DKP empfiehlt ein NEIN beim Referendum am 29. November 2015
Ein klares „Ja“ zum Sport und zur Olympischen Idee. Aber ein eindeutiges „Nein“ beim Referendum 29. November 2015 zur Olympiabewerbung in Hamburg!
Die Bewerbung und Ausrichtung der Olympischen Spiele richtet sich gegen die Interessen der Mehrheit der Hamburger Bevölkerung. Tiefe Verschuldung, fehlende Mittel im Kultur-, Bildungs- und Sozialbereich wären die Folge
einer Bewerbung für die Spiele. Banken und Konzerne werden sich an den Investitionen im Vorfeld eine goldene
Nase verdienen. Sie machen ihren Profit bereits in Planung und Vorbereitung.

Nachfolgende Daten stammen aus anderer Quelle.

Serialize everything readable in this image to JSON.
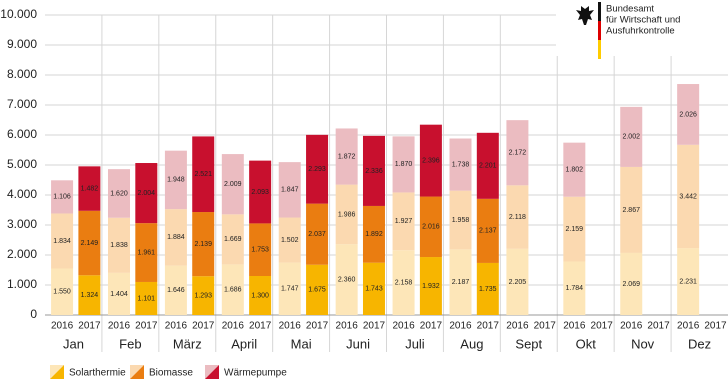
{
  "chart_data": {
    "type": "grouped-stacked-bar",
    "logo": [
      "Bundesamt",
      "für Wirtschaft und",
      "Ausfuhrkontrolle"
    ],
    "categories": [
      "Jan",
      "Feb",
      "März",
      "April",
      "Mai",
      "Juni",
      "Juli",
      "Aug",
      "Sept",
      "Okt",
      "Nov",
      "Dez"
    ],
    "groups": [
      "2016",
      "2017"
    ],
    "ylim": [
      0,
      10000
    ],
    "yticks": [
      0,
      {
        "value": 1000,
        "label": "1.000"
      },
      {
        "value": 2000,
        "label": "2.000"
      },
      {
        "value": 3000,
        "label": "3.000"
      },
      {
        "value": 4000,
        "label": "4.000"
      },
      {
        "value": 5000,
        "label": "5.000"
      },
      {
        "value": 6000,
        "label": "6.000"
      },
      {
        "value": 7000,
        "label": "7.000"
      },
      {
        "value": 8000,
        "label": "8.000"
      },
      {
        "value": 9000,
        "label": "9.000"
      },
      {
        "value": 10000,
        "label": "10.000"
      }
    ],
    "grid": true,
    "series": [
      {
        "name": "Solarthermie",
        "colors": [
          "#fde6b8",
          "#f7b500"
        ],
        "values": [
          [
            1550,
            1404,
            1646,
            1686,
            1747,
            2360,
            2158,
            2187,
            2205,
            1784,
            2069,
            2231
          ],
          [
            1324,
            1101,
            1293,
            1300,
            1675,
            1743,
            1932,
            1735,
            null,
            null,
            null,
            null
          ]
        ],
        "value_labels": [
          [
            "1.550",
            "1.404",
            "1.646",
            "1.686",
            "1.747",
            "2.360",
            "2.158",
            "2.187",
            "2.205",
            "1.784",
            "2.069",
            "2.231"
          ],
          [
            "1.324",
            "1.101",
            "1.293",
            "1.300",
            "1.675",
            "1.743",
            "1.932",
            "1.735",
            null,
            null,
            null,
            null
          ]
        ]
      },
      {
        "name": "Biomasse",
        "colors": [
          "#fbd9b0",
          "#ea7d11"
        ],
        "values": [
          [
            1834,
            1838,
            1884,
            1669,
            1502,
            1986,
            1927,
            1958,
            2118,
            2159,
            2867,
            3442
          ],
          [
            2149,
            1961,
            2139,
            1753,
            2037,
            1892,
            2016,
            2137,
            null,
            null,
            null,
            null
          ]
        ],
        "value_labels": [
          [
            "1.834",
            "1.838",
            "1.884",
            "1.669",
            "1.502",
            "1.986",
            "1.927",
            "1.958",
            "2.118",
            "2.159",
            "2.867",
            "3.442"
          ],
          [
            "2.149",
            "1.961",
            "2.139",
            "1.753",
            "2.037",
            "1.892",
            "2.016",
            "2.137",
            null,
            null,
            null,
            null
          ]
        ]
      },
      {
        "name": "Wärmepumpe",
        "colors": [
          "#ebbcc1",
          "#c8102e"
        ],
        "values": [
          [
            1106,
            1620,
            1948,
            2009,
            1847,
            1872,
            1870,
            1738,
            2172,
            1802,
            2002,
            2026
          ],
          [
            1482,
            2004,
            2521,
            2093,
            2293,
            2336,
            2396,
            2201,
            null,
            null,
            null,
            null
          ]
        ],
        "value_labels": [
          [
            "1.106",
            "1.620",
            "1.948",
            "2.009",
            "1.847",
            "1.872",
            "1.870",
            "1.738",
            "2.172",
            "1.802",
            "2.002",
            "2.026"
          ],
          [
            "1.482",
            "2.004",
            "2.521",
            "2.093",
            "2.293",
            "2.336",
            "2.396",
            "2.201",
            null,
            null,
            null,
            null
          ]
        ]
      }
    ]
  }
}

Die DKP unterstützt die Initiative und die Aktivitäten der NOlympia-Plattform in Hamburg.
Olympische Spiele sind eine Geldverbrennungsmaschine.
Die vom Senat genannten 11,22 Milliarden Euro Kosten
für Olympia reichen nicht aus. Bei früheren Olympischen Spielen sind die Kosten durchschnittlich um
130% gestiegen – die Stadt hat nur 40% einkalkuliert.
Im Bundeshaushalt sind keine Mittel für Olympia in
Hamburg eingestellt.
Olympische Spiele führen zu Turbo-Gentrifizierung
Die Spiele werden nicht für die Hamburger/innen veranstaltet, es geht um den „Wettbewerb der
Metropolen.“ Der Senat will die Stadt zur Weltmarke
machen. In London gab es Mietsteigerungen von bis zu
30 Prozent.
Olympische Spiele schränken Freiheitsrechte ein
Das von Hamburg vorgestellte „Sicherheitskonzept“
hält keiner Prüfung stand. Stacheldrahtzäune und Mauern um die Spielstätten, Videoüberwachung in Bussen,
Bahnen und öffentlichen Plätzen, „Luftraumsicherung“
mitten in der Stadt wird es auch hier geben.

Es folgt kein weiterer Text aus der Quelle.